With 650,000 patent applications filed in the U.S. each year, the process of classifying, examining and comparing each patent is a daunting task. That’s why the USPTO of today looks quite different thanks to the advancement of automation. The processing chain is fully electronic — patent examiners nationwide use electronic databases and Boolean operators to search for prior art. Thanks to the “publication and accessibility explosion” online, as Iancu calls it, the amount of prior art examiners have to search for is far larger than the shoes of the USPTO’s early days.
As a result, automation is helping the agency streamline the patent and trademark application process, using artificial intelligence as a tool to automatically sort patent applications into categories and reduce the amount of time it takes to search for prior art during an examination.
“Using AI and other advanced tools is no longer an option,” Iancu said in an interview on Nov. 15. “It will be a must have.”
To support this effort, the USPTO is in the process of filling a senior-level position centered around AI. The ideal candidate for the role will be highly skilled on many future technologies — not only AI, but also cloud, blockchain and other emerging technologies, and will “think outside of the box” when it comes to IT solutions, Iancu said. The agency already uses some automated tools in its patent application process, Iancu said, but sees the increased emphasis as a chance to expand those capabilities and “scale our knowledge” in the field.
Iancu and his office temper the optimism surrounding AI with a dose of realism about their expectations.
“In our professional lives, [AI] will not replace the examiner,” Iancu said, stressing that the USPTO views AI as a tool that augments human work.

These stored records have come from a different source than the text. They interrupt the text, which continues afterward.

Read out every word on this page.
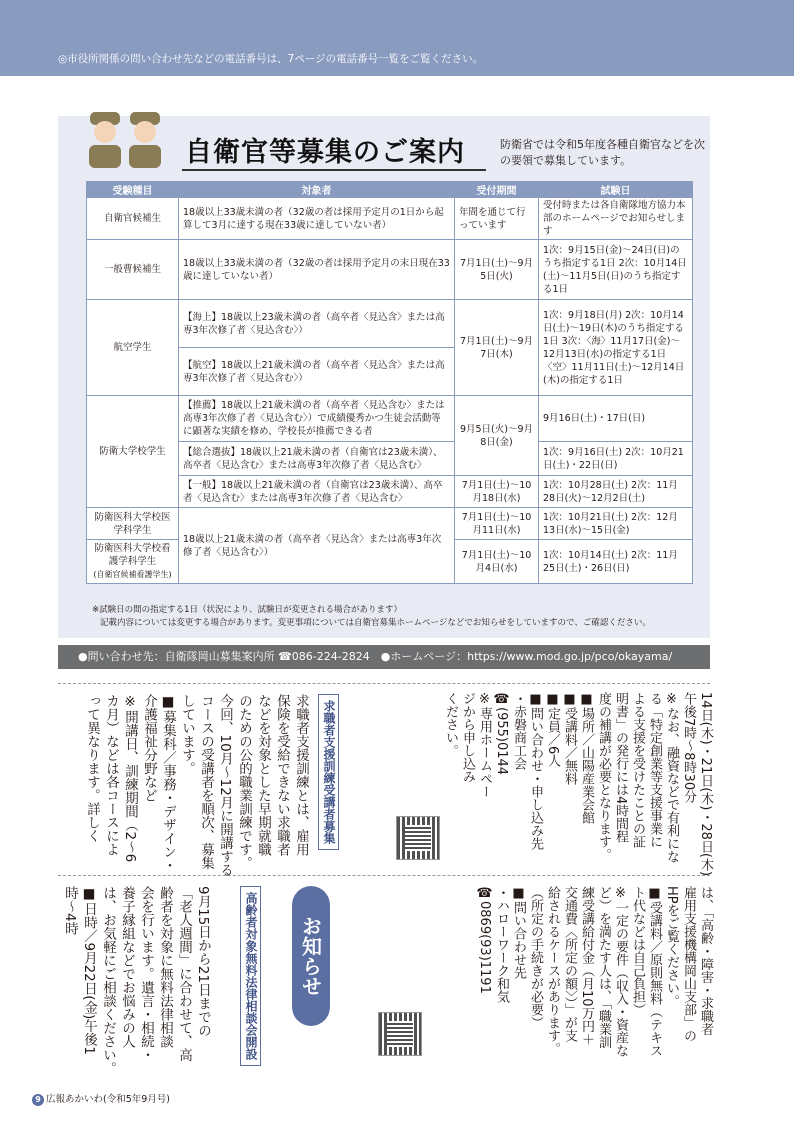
◎市役所関係の問い合わせ先などの電話番号は、7ページの電話番号一覧をご覧ください。
自衛官等募集のご案内	防衛省では令和5年度各種自衛官などを次の要領で募集しています。
受験種目	対象者	受付期間	試験日
自衛官候補生	18歳以上33歳未満の者（32歳の者は採用予定月の1日から起算して3月に達する現在33歳に達していない者）	年間を通じて行っています	受付時または各自衛隊地方協力本部のホームページでお知らせします
一般曹候補生	18歳以上33歳未満の者（32歳の者は採用予定月の末日現在33歳に達していない者）	7月1日(土)～9月5日(火)	1次：9月15日(金)～24日(日)のうち指定する1日 2次：10月14日(土)～11月5日(日)のうち指定する1日
航空学生	【海上】18歳以上23歳未満の者（高卒者〈見込含〉または高専3年次修了者〈見込含む〉）	7月1日(土)～9月7日(木)	1次：9月18日(月) 2次：10月14日(土)～19日(木)のうち指定する1日 3次：〈海〉11月17日(金)～12月13日(水)の指定する1日 〈空〉11月11日(土)～12月14日(木)の指定する1日
	【航空】18歳以上21歳未満の者（高卒者〈見込含〉または高専3年次修了者〈見込含む〉）		
防衛大学校学生	【推薦】18歳以上21歳未満の者（高卒者〈見込含む〉または高専3年次修了者〈見込含む〉）で成績優秀かつ生徒会活動等に顕著な実績を修め、学校長が推薦できる者	9月5日(火)～9月8日(金)	9月16日(土)・17日(日)
	【総合選抜】18歳以上21歳未満の者（自衛官は23歳未満）、高卒者〈見込含む〉または高専3年次修了者〈見込含む〉		1次：9月16日(土) 2次：10月21日(土)・22日(日)
	【一般】18歳以上21歳未満の者（自衛官は23歳未満）、高卒者〈見込含む〉または高専3年次修了者〈見込含む〉	7月1日(土)～10月18日(水)	1次：10月28日(土) 2次：11月28日(火)～12月2日(土)
防衛医科大学校医学科学生	18歳以上21歳未満の者（高卒者〈見込含〉または高専3年次修了者〈見込含む〉）	7月1日(土)～10月11日(水)	1次：10月21日(土) 2次：12月13日(水)～15日(金)
防衛医科大学校看護学科学生
(自衛官候補看護学生)		7月1日(土)～10月4日(水)	1次：10月14日(土) 2次：11月25日(土)・26日(日)
※試験日の間の指定する1日（状況により、試験日が変更される場合があります）
記載内容については変更する場合があります。変更事項については自衛官募集ホームページなどでお知らせをしていますので、ご確認ください。
●問い合わせ先：自衛隊岡山募集案内所 ☎086-224-2824　●ホームページ：https://www.mod.go.jp/pco/okayama/
14日(木)・21日(木)・28日(木)
午後7時～8時30分
※なお、融資などで有利にな
る「特定創業等支援事業に
よる支援を受けたことの証
明書」の発行には4時間程
度の補講が必要となります。
■場所／山陽産業会館
■受講料／無料
■定員／6人
■問い合わせ・申し込み先
・赤磐商工会
☎(955)0144
※専用ホームペー
ジから申し込み
ください。
求職者支援訓練受講者募集
求職者支援訓練とは、雇用
保険を受給できない求職者
などを対象とした早期就職
のための公的職業訓練です。
今回、10月～12月に開講する
コースの受講者を順次、募集
しています。
■募集科／事務・デザイン・
介護福祉分野など
※開講日、訓練期間（2～6
カ月）などは各コースによ
って異なります。詳しく
は、「高齢・障害・求職者
雇用支援機構岡山支部」の
HPをご覧ください。
■受講料／原則無料（テキス
ト代などは自己負担）
※一定の要件（収入・資産な
ど）を満たす人は、「職業訓
練受講給付金（月10万円＋
交通費〈所定の額〉）」が支
給されるケースがあります。
（所定の手続きが必要）
■問い合わせ先
・ハローワーク和気
☎0869(93)1191
お知らせ
高齢者対象無料法律相談会開設
9月15日から21日までの
「老人週間」に合わせて、高
齢者を対象に無料法律相談
会を行います。遺言・相続・
養子縁組などでお悩みの人
は、お気軽にご相談ください。
■日時／9月22日(金)午後1
時～4時
9 広報あかいわ(令和5年9月号)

Like any other tool, it has limitations.
“It’s not a complete panacea,” Iancu added. Currently, the USPTO is meticulously designing data sets to ensure any automated algorithm is not biased toward or against any kind of patent application.
When patent examiners worked with shoes, teams would work together in the same room, utilizing one another’s knowledge and familiarity with the information to quickly search for information. With 8,500 patent examiners working nationwide today, the examination landscape does not have that same kind of teamwork. Iancu predicted that AI and machine learning will “get some of the benefit of the training provided by the examination corps,” building on existing automation already in use at the agency.
The USPTO is also at the forefront of advising the White House on intellectual property policy issues, including those that concern AI. One issue is that of authorship. Currently, patent law in the U.S. stipulates that patent and copyright protections only extend to human authors.
One example where AI has already “authored” a novel is when the technology “read” The Lord of the Rings and wrote a novel based on the data captured, noted USPTO Chief Data Strategist and Portfolio Manager Thomas Beach at the Nvidia Global Technology Conference Nov. 4.
“It’ll have to be litigated as to whether [the computer has] authorship and inventorship,” he said. “The bigger part of the puzzle is who’s going into the intellectual property in that space because that’s going to be a real game-changer.”
Iancu compared this shifting paradigm to the invention of the camera in the 19th century. At the time, many questioned if the photographer could own the rights to a photograph in the same way that painters own the rights to their paintings. Attitudes quickly shifted to view photographers as artists in their own right, but that same consensus on AI authorship remains undetermined. Some argue that a machine can create products — others argue that the patent should ultimately lie with the inventor of the machine.
Giving machines authorship rights is both an ethical and legal question. There are no easy answers to these legal questions, but the USPTO is already researching solutions ahead of AI authorship becoming a present-day issue.
“We need to be very careful about this,” Iancu emphasized.